Think bubbles

When I was twenty-something I read a lot of David Lodge. I guess it may have been partly because many of his novels are set around university campuses, and university campuses took up a lot of my life at the time. I also liked his Catholic angst - something he has in common with another favourite writer of mine, Graham Greene, I enjoyed his characters spiritual struggles - another thing that I also related to. But then, for an unknown reason I stopped reading David Lodge, and it's been some years since I last read any of his works.
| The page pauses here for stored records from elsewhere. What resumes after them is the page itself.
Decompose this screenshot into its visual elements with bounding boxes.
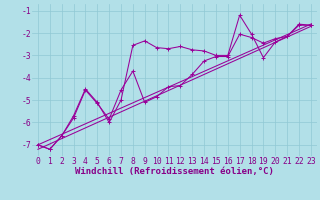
X-axis label: Windchill (Refroidissement éolien,°C): Windchill (Refroidissement éolien,°C) <box>75 167 274 176</box>
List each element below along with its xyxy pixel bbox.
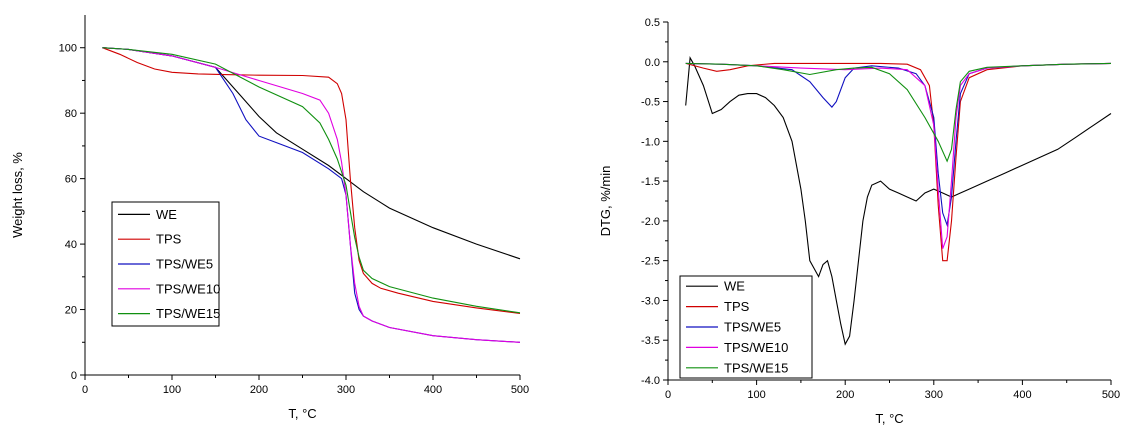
y-tick-label: 40 (65, 239, 77, 251)
legend: WE TPS TPS/WE5 TPS/WE10 TPS/WE15 (111, 201, 220, 327)
legend-label: TPS/WE15 (156, 306, 220, 321)
x-tick-label: 100 (747, 389, 765, 401)
x-tick-label: 0 (82, 384, 88, 396)
y-tick-label: -3.5 (641, 335, 660, 347)
legend-label: TPS/WE10 (724, 340, 788, 355)
y-tick-label: -4.0 (641, 375, 660, 387)
legend: WE TPS TPS/WE5 TPS/WE10 TPS/WE15 (679, 275, 813, 379)
x-tick-label: 400 (1013, 389, 1031, 401)
x-tick-label: 500 (1102, 389, 1120, 401)
series-line-tps-we15 (102, 47, 521, 314)
y-tick-label: -1.0 (641, 136, 660, 148)
y-tick-label: -0.5 (641, 97, 660, 109)
series-line-tps-we5 (685, 62, 1112, 228)
y-tick-label: -2.5 (641, 256, 660, 268)
legend-label: TPS/WE5 (156, 257, 213, 272)
x-axis-label: T, °C (288, 406, 316, 421)
series-line-tps-we15 (685, 62, 1112, 163)
series-line-tps (685, 62, 1112, 262)
series-line-we (685, 55, 1112, 346)
dtg-chart: 0 100 200 300 400 500 -4.0 -3.5 -3.0 -2.5 -2.0 -1.5… (598, 17, 1120, 426)
legend-label: WE (724, 279, 745, 294)
y-tick-label: 80 (65, 108, 77, 120)
y-tick-label: -1.5 (641, 176, 660, 188)
x-tick-label: 100 (163, 384, 181, 396)
y-tick-label: -2.0 (641, 216, 660, 228)
x-tick-label: 0 (665, 389, 671, 401)
series-line-tps-we10 (685, 62, 1112, 249)
y-tick-label: 0.5 (645, 17, 660, 29)
legend-label: TPS/WE5 (724, 320, 781, 335)
y-axis-label: DTG, %/min (598, 166, 613, 237)
series-line-tps (102, 47, 521, 315)
y-tick-label: 0.0 (645, 57, 660, 69)
y-tick-label: -3.0 (641, 295, 660, 307)
x-tick-label: 200 (836, 389, 854, 401)
x-tick-label: 400 (424, 384, 442, 396)
x-tick-label: 200 (250, 384, 268, 396)
x-tick-label: 300 (925, 389, 943, 401)
x-tick-label: 500 (511, 384, 529, 396)
legend-label: TPS/WE10 (156, 281, 220, 296)
legend-label: TPS (156, 232, 182, 247)
y-tick-label: 0 (71, 370, 77, 382)
y-tick-label: 20 (65, 305, 77, 317)
y-tick-label: 60 (65, 174, 77, 186)
y-axis-label: Weight loss, % (10, 152, 25, 238)
legend-label: TPS/WE15 (724, 360, 788, 375)
y-tick-label: 100 (59, 43, 77, 55)
x-tick-label: 300 (337, 384, 355, 396)
weight-loss-chart: 0 100 200 300 400 500 0 20 40 60 80 100 T, °C Weight … (10, 15, 529, 421)
legend-label: TPS (724, 299, 750, 314)
x-axis-label: T, °C (875, 411, 903, 426)
legend-label: WE (156, 207, 177, 222)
Which on reflection is a shame as he's both a good author and a very funny one. He proves this admirably in his 2000 novel Thinks... Helen Reed is a fiction writer in mourning for her recently deceased husband, Martin, who takes up a short term post teaching creative writing at the fictional University of Gloucester. While there she meets Ralph Messenger, serial philanderer and Head of Cognitive Science. Both Helen and Ralph are, in their own ways, investigating what it means to be conscious, and its wider implications of what it means to be human. This is played out in their own lives, as their increasingly complicated relationship reveals the complexities that lie in the mind of all humans.

As you would expect with David Lodge this novel is brilliantly funny with many a laugh out loud moment. It's also surprisingly thought provoking, and at times genuinely touching. I do think that David Lodge writes about women really well. I found myself especially drawn to the central character of Helen, and her struggles with life, and changes in her attitudes towards life, religion and social mores. His men are perhaps not quite so good. They may lack the misogyny of many of Kingsley Amis' heroes, but you wouldn't want to be stuck in a lift with any of them, with the exception of the charming but wicked Ralph. Witty, funny, sexy and sad, David Lodge is even better than I remembered him.